Predictive accuracy¶
We compare the predictive accuracy of convex regression with several different machine learning models for regression. The models are:
Linear regression
Ridge regression
Lasso regression
Support vector regression
We use the same data as in the previous example.
The following examples are run in python 3.9.15 with Intel(R) Core(TM) i5-1135G7 CPU @ 2.40GHz.

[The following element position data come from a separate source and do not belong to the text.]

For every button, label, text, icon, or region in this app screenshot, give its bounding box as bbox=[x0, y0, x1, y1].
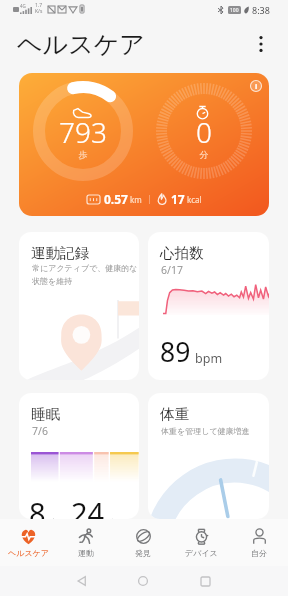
staticText: 8 bbox=[29, 493, 46, 519]
staticText: bpm bbox=[195, 350, 223, 367]
button[interactable]: 心拍数 bbox=[148, 232, 269, 380]
staticText: 発見 bbox=[135, 548, 151, 558]
staticText: 8:38 bbox=[252, 4, 270, 16]
button[interactable]: 睡眠 bbox=[19, 393, 139, 519]
staticText: km bbox=[130, 194, 142, 205]
staticText: 運動 bbox=[78, 548, 94, 558]
staticText: 17 bbox=[171, 191, 185, 207]
button[interactable]: 運動記録 bbox=[19, 232, 139, 380]
staticText: 時間 bbox=[48, 517, 66, 519]
staticText: 6/17 bbox=[161, 263, 183, 277]
staticText: ヘルスケア bbox=[17, 29, 145, 60]
staticText: 793 bbox=[33, 113, 133, 151]
staticText: 運動記録 bbox=[31, 244, 89, 262]
staticText: 体重を管理して健康増進 bbox=[161, 426, 250, 436]
staticText: 0 bbox=[154, 113, 254, 151]
staticText: 7/6 bbox=[32, 424, 48, 438]
staticText: 24 bbox=[71, 493, 105, 519]
staticText: i bbox=[255, 81, 258, 91]
staticText: kcal bbox=[187, 194, 202, 205]
staticText: ヘルスケア bbox=[8, 548, 49, 558]
staticText: 常にアクティブで、健康的な 状態を維持 bbox=[32, 263, 138, 286]
button[interactable]: 体重 bbox=[148, 393, 269, 519]
button[interactable]: 自分 bbox=[230, 528, 288, 558]
staticText: 体重 bbox=[160, 405, 189, 423]
button[interactable]: Back bbox=[66, 566, 96, 596]
button[interactable]: 運動 bbox=[57, 528, 114, 558]
staticText: 0.57 bbox=[104, 191, 128, 207]
button[interactable]: Recents bbox=[190, 566, 220, 596]
staticText: 心拍数 bbox=[160, 244, 204, 262]
staticText: 歩 bbox=[33, 149, 133, 160]
staticText: K/s bbox=[35, 8, 43, 15]
staticText: 1.7 bbox=[35, 2, 43, 9]
staticText: 分 bbox=[107, 517, 116, 519]
staticText: 89 bbox=[160, 334, 191, 370]
button[interactable]: ヘルスケア bbox=[0, 528, 57, 558]
button[interactable]: Info bbox=[247, 77, 265, 95]
button[interactable]: デバイス bbox=[172, 528, 230, 558]
staticText: 分 bbox=[154, 149, 254, 160]
staticText: デバイス bbox=[185, 548, 218, 558]
button[interactable]: More options bbox=[248, 31, 274, 57]
staticText: 自分 bbox=[251, 548, 267, 558]
button[interactable]: Info bbox=[19, 73, 269, 216]
button[interactable]: Home bbox=[128, 566, 158, 596]
staticText: 100 bbox=[230, 7, 239, 14]
staticText: 4G bbox=[20, 3, 26, 9]
button[interactable]: 発見 bbox=[114, 528, 172, 558]
staticText: 睡眠 bbox=[31, 405, 60, 423]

Example: Estimating convex function and calculate mean squared errors¶
# import packages
import numpy as np
from cvxreg.models import CR, PCR
from sklearn import linear_model, svm
# generate data
np.random.seed(0)
n, d, SNR = 100, 3, 3
x = np.random.uniform(low=-1, high=1, size=(n*2, d))
y_true = np.linalg.norm(x, axis=1)**2 + 3
sigma = np.sqrt(np.var(y_true, ddof=1, axis=0)/SNR)
nse = np.random.normal(0, sigma, n*2)
y = y_true + nse
# split data into training and testing
x_tr, y_tr = x[:n,:], y[:n]
x_te, y_te = x[-n:,:], y_true[-n:]
# fit the penalized convex regression model
pcr = PCR(c=0.01)
pcr.fit(x_tr, y_tr)
# calculate mean squared errors
y_hat = pcr.predict(x_te)
mse = np.mean((y_te - y_hat)**2)
print('Mean squared error of PCR: %.4f' % mse) # MSE = 0.024
# fit the linear regression model
lr = linear_model.LinearRegression()
lr.fit(x_tr, y_tr)
# calculate mean squared errors
y_hat = lr.predict(x_te)
mse = np.mean((y_te - y_hat)**2)
print('Mean squared error of linear regression: %.4f' % mse) # MSE = 0.310
# fit the ridge regression model
rr = linear_model.Ridge(alpha=0.01)
rr.fit(x_tr, y_tr)
# calculate mean squared errors
y_hat = rr.predict(x_te)
mse = np.mean((y_te - y_hat)**2)
print('Mean squared error of ridge regression: %.4f' % mse) # MSE = 0.310
# fit the lasso regression model
lasso = linear_model.Lasso(alpha=0.01)
lasso.fit(x_tr, y_tr)
# calculate mean squared errors
y_hat = lasso.predict(x_te)
mse = np.mean((y_te - y_hat)**2)
print('Mean squared error of lasso regression: %.4f' % mse) # MSE = 0.308
# fit the support vector regression model
svr = svm.SVR(kernel='rbf')
svr.fit(x_tr, y_tr)
# calculate mean squared errors
y_hat = svr.predict(x_te)
mse = np.mean((y_te - y_hat)**2)
print('Mean squared error of support vector regression: %.4f' % mse) # MSE = 0.042
We concude that the penalized convex regression model has the best predictive accuracy.